Schwab: But do you love your grandkids enough to lose your 3% 30-year fixed mortgage?
“A lot of people who might want to move are being discouraged from moving simply because they realize they’ll have to pay dramatically higher financing costs on their new house relative to the mortgage they’ve locked in on their old house,” said Craig Lazzara, managing director at S&P Dow Jones Indices, which publishes Case-Shiller data.
Levin: It’s me, hi, I’m the problem. It’s me. I have a 3% mortgage rate, and I do not want to give that up.
Schwab: And not only is Matt stubborn, but he’s got quite the ego.
Levin: Back when I bought my house in 2021, which in housing seems like eons ago, it was a bidding war. If I’m gonna sell, I expect a line outside the open house. Daryl Fairweather, chief economist at Redfin, said sellers like me haven’t adapted to reality.

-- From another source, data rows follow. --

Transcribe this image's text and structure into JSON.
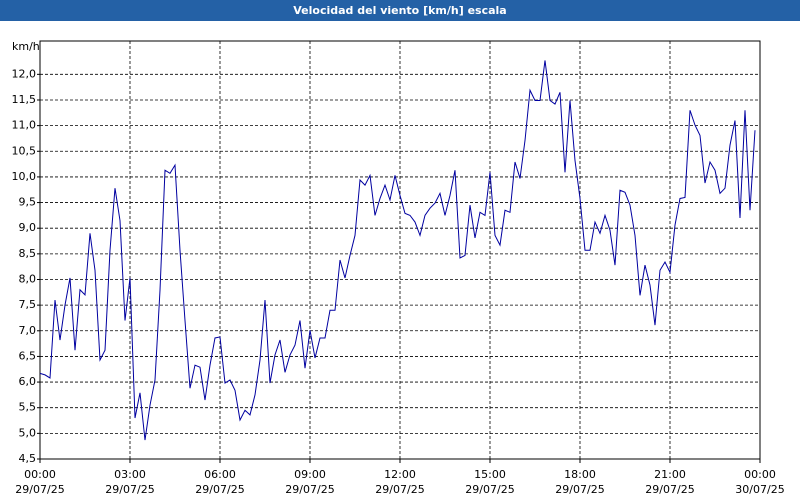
{
  "chart_data": {
    "type": "line",
    "title": "Velocidad del viento [km/h] escala",
    "y_unit": "km/h",
    "color": "#0000a0",
    "grid": true,
    "xlim": [
      0,
      1440
    ],
    "ylim": [
      4.5,
      12.65
    ],
    "xticks": [
      {
        "value": 0,
        "label": "00:00"
      },
      {
        "value": 180,
        "label": "03:00"
      },
      {
        "value": 360,
        "label": "06:00"
      },
      {
        "value": 540,
        "label": "09:00"
      },
      {
        "value": 720,
        "label": "12:00"
      },
      {
        "value": 900,
        "label": "15:00"
      },
      {
        "value": 1080,
        "label": "18:00"
      },
      {
        "value": 1260,
        "label": "21:00"
      },
      {
        "value": 1440,
        "label": "00:00"
      }
    ],
    "xtick_dates": [
      "29/07/25",
      "29/07/25",
      "29/07/25",
      "29/07/25",
      "29/07/25",
      "29/07/25",
      "29/07/25",
      "29/07/25",
      "30/07/25"
    ],
    "yticks": [
      {
        "value": 4.5,
        "label": "4,5"
      },
      {
        "value": 5,
        "label": "5,0"
      },
      {
        "value": 5.5,
        "label": "5,5"
      },
      {
        "value": 6,
        "label": "6,0"
      },
      {
        "value": 6.5,
        "label": "6,5"
      },
      {
        "value": 7,
        "label": "7,0"
      },
      {
        "value": 7.5,
        "label": "7,5"
      },
      {
        "value": 8,
        "label": "8,0"
      },
      {
        "value": 8.5,
        "label": "8,5"
      },
      {
        "value": 9,
        "label": "9,0"
      },
      {
        "value": 9.5,
        "label": "9,5"
      },
      {
        "value": 10,
        "label": "10,0"
      },
      {
        "value": 10.5,
        "label": "10,5"
      },
      {
        "value": 11,
        "label": "11,0"
      },
      {
        "value": 11.5,
        "label": "11,5"
      },
      {
        "value": 12,
        "label": "12,0"
      }
    ],
    "x": [
      0,
      10,
      20,
      30,
      40,
      50,
      60,
      70,
      80,
      90,
      100,
      110,
      120,
      130,
      140,
      150,
      160,
      170,
      180,
      190,
      200,
      210,
      220,
      230,
      240,
      250,
      260,
      270,
      280,
      290,
      300,
      310,
      320,
      330,
      340,
      350,
      360,
      370,
      380,
      390,
      400,
      410,
      420,
      430,
      440,
      450,
      460,
      470,
      480,
      490,
      500,
      510,
      520,
      530,
      540,
      550,
      560,
      570,
      580,
      590,
      600,
      610,
      620,
      630,
      640,
      650,
      660,
      670,
      680,
      690,
      700,
      710,
      720,
      730,
      740,
      750,
      760,
      770,
      780,
      790,
      800,
      810,
      820,
      830,
      840,
      850,
      860,
      870,
      880,
      890,
      900,
      910,
      920,
      930,
      940,
      950,
      960,
      970,
      980,
      990,
      1000,
      1010,
      1020,
      1030,
      1040,
      1050,
      1060,
      1070,
      1080,
      1090,
      1100,
      1110,
      1120,
      1130,
      1140,
      1150,
      1160,
      1170,
      1180,
      1190,
      1200,
      1210,
      1220,
      1230,
      1240,
      1250,
      1260,
      1270,
      1280,
      1290,
      1300,
      1310,
      1320,
      1330,
      1340,
      1350,
      1360,
      1370,
      1380,
      1390,
      1400,
      1410,
      1420,
      1430
    ],
    "values": [
      6.17,
      6.14,
      6.08,
      7.6,
      6.82,
      7.5,
      8.03,
      6.62,
      7.8,
      7.7,
      8.9,
      8.18,
      6.43,
      6.62,
      8.57,
      9.78,
      9.15,
      7.2,
      8.03,
      5.3,
      5.79,
      4.87,
      5.55,
      6.04,
      7.79,
      10.13,
      10.07,
      10.23,
      8.57,
      7.2,
      5.88,
      6.33,
      6.29,
      5.65,
      6.33,
      6.86,
      6.88,
      5.98,
      6.04,
      5.84,
      5.26,
      5.45,
      5.36,
      5.75,
      6.43,
      7.6,
      5.98,
      6.53,
      6.82,
      6.19,
      6.53,
      6.72,
      7.2,
      6.27,
      7.01,
      6.47,
      6.86,
      6.86,
      7.4,
      7.4,
      8.38,
      8.03,
      8.47,
      8.86,
      9.94,
      9.84,
      10.03,
      9.25,
      9.58,
      9.84,
      9.55,
      10.03,
      9.64,
      9.29,
      9.25,
      9.12,
      8.86,
      9.25,
      9.39,
      9.49,
      9.68,
      9.25,
      9.64,
      10.13,
      8.42,
      8.47,
      9.45,
      8.81,
      9.31,
      9.25,
      10.09,
      8.86,
      8.67,
      9.35,
      9.31,
      10.29,
      9.97,
      10.71,
      11.69,
      11.49,
      11.49,
      12.27,
      11.49,
      11.42,
      11.65,
      10.09,
      11.49,
      10.32,
      9.58,
      8.57,
      8.57,
      9.12,
      8.9,
      9.25,
      8.96,
      8.28,
      9.74,
      9.7,
      9.45,
      8.86,
      7.69,
      8.28,
      7.89,
      7.11,
      8.18,
      8.34,
      8.14,
      9.06,
      9.58,
      9.6,
      11.3,
      11.01,
      10.81,
      9.88,
      10.29,
      10.13,
      9.68,
      9.78,
      10.62,
      11.1,
      9.2,
      11.3,
      9.35,
      10.91
    ]
  }
}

“And I think that’s why we’re seeing so few listings in those markets. Sellers don’t want to take anything less than the peak,” Fairweather said.
Even though Fairweather said the peak was probably inflated. And hey, which peak isn’t?
Schwab: And it’s not just sellers who have unrealistic expectations right now. I do too — the buyer. It turns out that me, the buyer, I’m the problem too.
“The buyers are hoping it’s 2008,” said Michael Orbino, a managing broker with Compass in Seattle. “And so we have this kind of split in peoples’ perception of the market.”
Schwab: Since the pandemic began, everything has been so wacky. Buying a house a couple years ago was stressful.
Levin: We looked for nine months until we found our home.
Schwab: And you might have paid a lot. But at least you ended up with a house.
“We went through an extreme period where everybody felt like a winner. Usually in a zero-sum game, there’s a winner and a loser. In this case, it’s not that simple,” Orbino said.
Levin: It turns out neither of us are very happy with the market right now.
Schwab: But you are a homeowner.
Levin: Yeah. And I’m not going to sell anytime soon.